Abstract

This study aims to investigate the 30-day mortality and related risk factors for elderly patients following surgery for hip fractures. This retrospective study examined chart reviews for evaluating associations of gender, age, fracture site, biochemical indicators, pre-surgery comorbidities, number of pre-surgery comorbidities, time to surgery and anesthesia and surgery methods with postoperative 30-day mortality in elderly hip fracture surgery patients. A total of 1,004 patients were included in the study and 43 (4.3%) patients died within 30days after surgery.
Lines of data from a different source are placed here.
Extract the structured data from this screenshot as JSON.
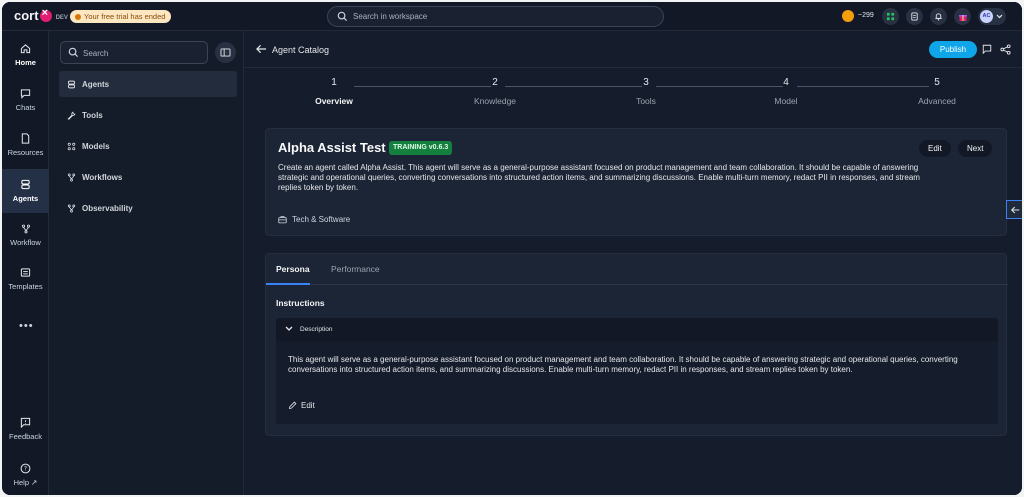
{
  "app": {
    "logo_text": "cort",
    "logo_tail": "",
    "env_tag": "DEV",
    "trial_banner": "Your free trial has ended",
    "search_placeholder": "Search in workspace",
    "credits": "~299",
    "avatar_initials": "AC"
  },
  "rail": {
    "items": [
      {
        "label": "Home",
        "icon": "home-icon"
      },
      {
        "label": "Chats",
        "icon": "chat-icon"
      },
      {
        "label": "Resources",
        "icon": "file-icon"
      },
      {
        "label": "Agents",
        "icon": "database-icon"
      },
      {
        "label": "Workflow",
        "icon": "workflow-icon"
      },
      {
        "label": "Templates",
        "icon": "template-icon"
      }
    ],
    "more": "•••",
    "feedback": "Feedback",
    "help": "Help"
  },
  "panel": {
    "search_placeholder": "Search",
    "items": [
      {
        "label": "Agents",
        "icon": "database-icon"
      },
      {
        "label": "Tools",
        "icon": "wrench-icon"
      },
      {
        "label": "Models",
        "icon": "model-icon"
      },
      {
        "label": "Workflows",
        "icon": "workflow-icon"
      },
      {
        "label": "Observability",
        "icon": "observability-icon"
      }
    ]
  },
  "header": {
    "back_label": "Agent Catalog",
    "publish_label": "Publish"
  },
  "stepper": {
    "steps": [
      {
        "num": "1",
        "label": "Overview"
      },
      {
        "num": "2",
        "label": "Knowledge"
      },
      {
        "num": "3",
        "label": "Tools"
      },
      {
        "num": "4",
        "label": "Model"
      },
      {
        "num": "5",
        "label": "Advanced"
      }
    ],
    "active_index": 0
  },
  "agent": {
    "title": "Alpha Assist Test",
    "badge": "TRAINING v0.6.3",
    "description": "Create an agent called Alpha Assist. This agent will serve as a general-purpose assistant focused on product management and team collaboration. It should be capable of answering strategic and operational queries, converting conversations into structured action items, and summarizing discussions. Enable multi-turn memory, redact PII in responses, and stream replies token by token.",
    "edit_label": "Edit",
    "next_label": "Next",
    "category": "Tech & Software"
  },
  "persona": {
    "tabs": [
      "Persona",
      "Performance"
    ],
    "instructions_label": "Instructions",
    "description_label": "Description",
    "description_text": "This agent will serve as a general-purpose assistant focused on product management and team collaboration. It should be capable of answering strategic and operational queries, converting conversations into structured action items, and summarizing discussions. Enable multi-turn memory, redact PII in responses, and stream replies token by token.",
    "edit_label": "Edit"
  },
  "colors": {
    "accent": "#0ea5e9",
    "badge_green": "#15803d",
    "brand_pink": "#e11d74"
  }
}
Univariate analysis showed that patients in the non-survival group had a higher mean age, higher leukocyte counts, lower hemoglobin and albumin levels, a higher proportion of arrhythmias, pneumoniae and cardiac insufficiency and number of presurgical comorbidities than the survival group (all P-values < 0.05). Multivariate logistic analysis further confirmed that arrhythmia (OR = 2.033, P = 0.038), pneumonia (OR = 2.246, P = 0.041), cardiac insufficiency (OR = 2.833, P = 0.029), high leukocyte count (OR = 1.139, P = 0.009), and low albumin (OR = 0.925, P = 0.041) were all significant risk factors for mortality 30days after surgery. This study demonstrates that arrhythmia, pneumonia, cardiac insufficiency, a high leukocyte count, and low albumin concentrations were associated with increased 30-day mortality in elderly hip fracture patients after surgery.